Voces y pasos. Doy un respingo y mi puñal choca contra el muro, produciendo un agudo ruido metálico. Contengo un gemido y muevo con cuidado el cinto, colocándolo de modo que no vuelva a suceder: tengo que ser más cautelosa. Los pasos son cada vez más audibles, más cercanos, muchos pies de hierro marchando al unísono. Están dentro. Los soldados han entrado en la abadía. Voces, borrosas conversaciones de las que sólo se puede distinguir el tono airado, puertas que se abren y se cierran. Les oigo ir y venir durante mucho tiempo, hasta que, de pronto, comprendo con un escalofrío que están muy cerca. Alguien atraviesa la antesala. Recios pasos de hombre, el claro repicar de unos pies de mujer, voces cargadas de contenida ira. Aguanto la respiración y me estiro, aplastándome contra la pared, intentando abultar lo menos posible. Borrarme, incrustarme en el lienzo de piedra, desaparecer.
—Os dije que sólo era la iglesia. ¿Y ahora qué pensáis hacer, rey? ¿Completar vuestra hazaña con un acto sacrílego? —restalla la dura voz de la abadesa.
—Sólo cumplo órdenes, Matilde de Anjou. Y vos deberíais ser la primera en entenderlas y en ayudarnos.

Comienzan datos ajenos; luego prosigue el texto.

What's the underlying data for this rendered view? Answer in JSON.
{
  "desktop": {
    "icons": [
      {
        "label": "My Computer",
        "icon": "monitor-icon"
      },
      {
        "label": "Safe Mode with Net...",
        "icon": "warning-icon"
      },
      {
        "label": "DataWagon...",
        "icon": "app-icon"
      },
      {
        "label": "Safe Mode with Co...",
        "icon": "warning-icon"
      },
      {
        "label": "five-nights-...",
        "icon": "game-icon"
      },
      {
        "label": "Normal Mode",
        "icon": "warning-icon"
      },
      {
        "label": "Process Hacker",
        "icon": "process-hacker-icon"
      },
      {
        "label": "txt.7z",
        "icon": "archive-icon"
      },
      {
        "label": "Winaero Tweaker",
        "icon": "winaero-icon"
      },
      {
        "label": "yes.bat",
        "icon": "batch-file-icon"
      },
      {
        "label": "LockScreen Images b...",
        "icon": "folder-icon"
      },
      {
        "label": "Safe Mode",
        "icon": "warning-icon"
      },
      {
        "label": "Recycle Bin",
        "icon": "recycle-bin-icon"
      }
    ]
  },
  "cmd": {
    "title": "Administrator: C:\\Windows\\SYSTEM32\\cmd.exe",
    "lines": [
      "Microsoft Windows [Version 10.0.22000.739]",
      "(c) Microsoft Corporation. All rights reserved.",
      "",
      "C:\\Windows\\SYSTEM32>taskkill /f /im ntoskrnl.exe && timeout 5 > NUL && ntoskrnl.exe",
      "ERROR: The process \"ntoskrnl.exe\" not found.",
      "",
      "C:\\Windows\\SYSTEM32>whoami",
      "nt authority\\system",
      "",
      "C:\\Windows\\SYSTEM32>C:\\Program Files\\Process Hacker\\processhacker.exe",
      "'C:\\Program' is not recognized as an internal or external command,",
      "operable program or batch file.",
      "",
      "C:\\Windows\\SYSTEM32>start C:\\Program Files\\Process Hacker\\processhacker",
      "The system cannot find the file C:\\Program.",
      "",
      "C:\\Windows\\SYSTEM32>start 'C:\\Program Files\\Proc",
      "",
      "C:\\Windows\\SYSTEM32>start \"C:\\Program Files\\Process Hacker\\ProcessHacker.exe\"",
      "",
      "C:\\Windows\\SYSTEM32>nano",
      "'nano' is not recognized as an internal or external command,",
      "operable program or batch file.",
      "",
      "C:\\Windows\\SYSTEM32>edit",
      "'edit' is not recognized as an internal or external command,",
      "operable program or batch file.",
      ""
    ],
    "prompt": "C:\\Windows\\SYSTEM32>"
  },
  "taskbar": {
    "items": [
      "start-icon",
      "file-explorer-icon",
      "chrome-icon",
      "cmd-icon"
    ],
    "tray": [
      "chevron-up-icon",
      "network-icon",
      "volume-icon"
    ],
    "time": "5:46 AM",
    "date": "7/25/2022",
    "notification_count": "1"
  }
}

Soy un cruzado del ejército del Santo Padre —responde una enojada voz de varón.
—Pues si sois un caballero cristiano, como decís, un cruzado de Cristo, no osaréis profanar la Casa de Dios entrando en ella con todas vuestras armas y revestido con vuestra cota de acero y vuestro odio. Os he abierto el monasterio. Habéis inspeccionado todo cuanto habéis querido. Habéis turbado la paz y el retiro de este lugar y despertado y asustado a mis pobres hijos. Si ahora mancilláis la pureza de esta iglesia os denunciaré al Santo Padre, a quien decís servir. Veremos quién goza de su amparo. Y no volváis a llamarme Matilde de Anjou. Soy la Madre Abadesa —dice la monja con helada altivez.
Están en el mismo umbral. A través del estrecho hueco de los goznes puedo atisbar el bulto del cuerpo del guerrero. Un hombre alto de sobreveste blanca. El caballero permanece callado e indeciso. Da un paso hacia delante: he dejado de verle. La nuca se me cubre de un sudor helado. Debe de estar justo entre las puertas; si avanza un poco más, quizá nos descubra. Escucho un bufido, casi un exabrupto.
—Está bien. Ya nos vamos. Avisadnos si veis a alguien sospechoso por los alrededores…, Madre Abadesa —gruñe el caballero, dando media vuelta y alejándose.
Los pasos de la monja le siguen, más lentamente. Dejo escapar el aire que retenían mis pulmones. Me siento mareada y tengo que apoyar las manos sobre el muro para mantenerme en pie. Durante cierto tiempo sólo me concentro en respirar. Respirar y calmarme. Respirar y celebrar el maravilloso privilegio de estar viva. Vuelvo a escuchar pasos. Alguien mueve la puerta. Es Matilde de Anjou.
—Ya podéis salir. Se han ido. El rey ha querido que nos salváramos. Demos gracias a Dios.
Su rostro severo y orgulloso está retorcido en una especie de emocionada mueca. Ahora que me fijo, creo que se trata de una sonrisa.